- Genre: Air show
- Country: Denmark
- Attendance: 80,000 to 100,000 (150,000 in 2016)
- Organized by: Royal Danish Air Force
- Website: www.danishairshow.dk

= Danish Air Show =

The Royal Danish Air Force conducts the annual Danish Air Show at one of its three air bases (AB), Aalborg Air Base, Air Base Karup or Air Base Skrydstrup. In 2005 Karup AB, in 2006 Skrydstrup AB in 2007 Aalborg AB and in 2008 Karup AB. No airshow was held in 2009. The Danish Air Show 2010 was again held at Skrydstrup AB. In 2012 it took place at Aalborg AB.

Currently the air show is held at the civilian Roskilde Airport in the vicinity of the Danish capitol in odd years - and at an air base in even years.

Between 80,000 and 100,000 spectators visit the show, where various military and civilian aircraft perform flying display and static display, furthermore there is a number of exhibitions of Danish military units and various civilian companies with relation to aviation.
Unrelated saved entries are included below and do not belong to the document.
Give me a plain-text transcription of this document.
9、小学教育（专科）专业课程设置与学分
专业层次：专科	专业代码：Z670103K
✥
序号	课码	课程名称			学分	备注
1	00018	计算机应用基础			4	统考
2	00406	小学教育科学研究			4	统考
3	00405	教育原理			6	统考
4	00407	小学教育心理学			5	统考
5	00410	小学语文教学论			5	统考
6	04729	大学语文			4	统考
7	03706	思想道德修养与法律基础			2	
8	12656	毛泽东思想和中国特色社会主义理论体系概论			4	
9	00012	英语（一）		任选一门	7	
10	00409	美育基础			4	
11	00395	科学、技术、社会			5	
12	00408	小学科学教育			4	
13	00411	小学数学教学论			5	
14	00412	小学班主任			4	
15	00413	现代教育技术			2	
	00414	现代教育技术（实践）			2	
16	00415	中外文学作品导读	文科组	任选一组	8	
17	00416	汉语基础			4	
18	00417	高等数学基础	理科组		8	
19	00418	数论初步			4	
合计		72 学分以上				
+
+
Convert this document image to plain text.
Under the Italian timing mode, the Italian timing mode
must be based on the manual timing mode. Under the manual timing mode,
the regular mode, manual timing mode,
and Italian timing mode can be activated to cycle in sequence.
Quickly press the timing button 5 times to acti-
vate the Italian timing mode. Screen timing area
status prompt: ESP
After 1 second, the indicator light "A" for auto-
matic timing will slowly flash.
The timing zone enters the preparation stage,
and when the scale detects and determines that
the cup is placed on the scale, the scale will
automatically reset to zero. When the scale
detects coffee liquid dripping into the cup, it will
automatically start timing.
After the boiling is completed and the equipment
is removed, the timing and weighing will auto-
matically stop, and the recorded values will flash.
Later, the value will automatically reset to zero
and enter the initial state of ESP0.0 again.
In 2016 the show beat both national and international records, when more than 150,000 spectators visits Skrydstrup AB.

The 2018 Air Show took place at Aalborg AB.

The 2020 Air Show was first postponed to 2021 and later completely cancelled. (The Air Show at Roskilde Airport scheduled for 2021 was cancelled, too.)

The 2022 Air Show took place at Karup AB.

The 2024 Air Show is announced to take place at Aalborg AB.